Excessive praise for central
bankers from politicians is rarely a healthy sign. The whole point of making
these guardians of monetary policy independent was so that they could be a
restraint on the inflationary tendencies of politicians.
So when the U.K. Treasury
referred to Mark Carney last week as “the outstanding central banker of
his generation” —before the Bank of Canada chief has even taken
up his new post as Governor of the Bank of England—alarm bells rang in
some quarters of the City of London.
After all, politicians used to
say similar things about the Federal Reserve’s Alan Greenspan until his
reputation collapsed along with the global economy.
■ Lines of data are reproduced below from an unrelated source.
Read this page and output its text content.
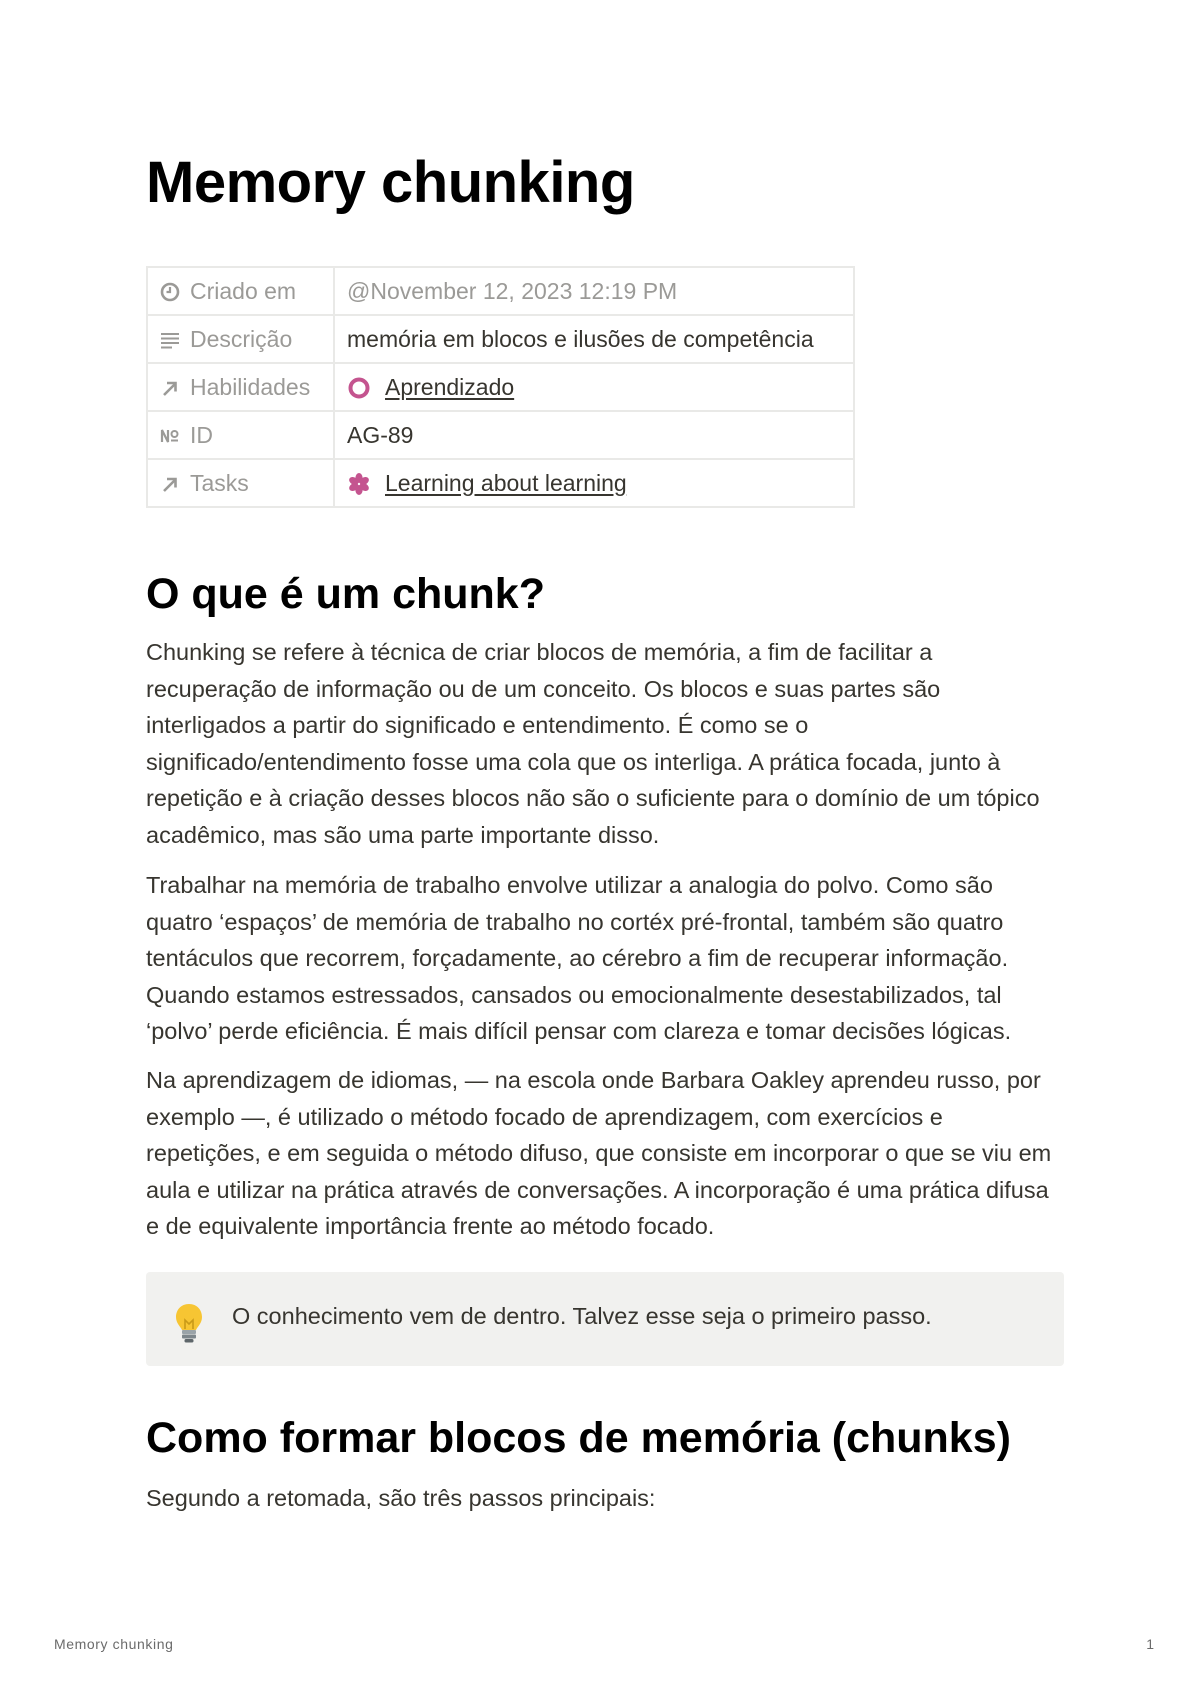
Memory chunking
Criado em	@November 12, 2023 12:19 PM

Descrição	memória em blocos e ilusões de competência

Habilidades	Aprendizado

ID	AG-89

Tasks	Learning about learning
O que é um chunk?

Chunking se refere à técnica de criar blocos de memória, a fim de facilitar a recuperação de informação ou de um conceito. Os blocos e suas partes são interligados a partir do significado e entendimento. É como se o significado/entendimento fosse uma cola que os interliga. A prática focada, junto à repetição e à criação desses blocos não são o suficiente para o domínio de um tópico acadêmico, mas são uma parte importante disso.

Trabalhar na memória de trabalho envolve utilizar a analogia do polvo. Como são quatro ‘espaços’ de memória de trabalho no cortéx pré-frontal, também são quatro tentáculos que recorrem, forçadamente, ao cérebro a fim de recuperar informação. Quando estamos estressados, cansados ou emocionalmente desestabilizados, tal ‘polvo’ perde eficiência. É mais difícil pensar com clareza e tomar decisões lógicas.

Na aprendizagem de idiomas, — na escola onde Barbara Oakley aprendeu russo, por exemplo —, é utilizado o método focado de aprendizagem, com exercícios e repetições, e em seguida o método difuso, que consiste em incorporar o que se viu em aula e utilizar na prática através de conversações. A incorporação é uma prática difusa e de equivalente importância frente ao método focado.

O conhecimento vem de dentro. Talvez esse seja o primeiro passo.
Como formar blocos de memória (chunks)

Segundo a retomada, são três passos principais:

Memory chunking	1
These days, it’s his
predecessor, Paul Volcker, who stood up to politicians as he stamped out
inflation in the 1980s, whose reputation now stands tall.
For investors, the relationship between politicians and central bankers has
never been more important amid concerns that central bankers, egged on by
politicians, are engaged in a race to the bottom in taking ever-more
aggressive money-printing actions
The “race to the
bottom” characterization is spot on. It’s so much easier for
central banks to print money and monetize the debt (this effort soon to
transform into debt cancellation, or, my favorite, debt “jubilee”)
than it is to deal with the problem of democratically elected governments
making promises and then finding out they really can’t deliver on those
promises because there just isn’t enough money.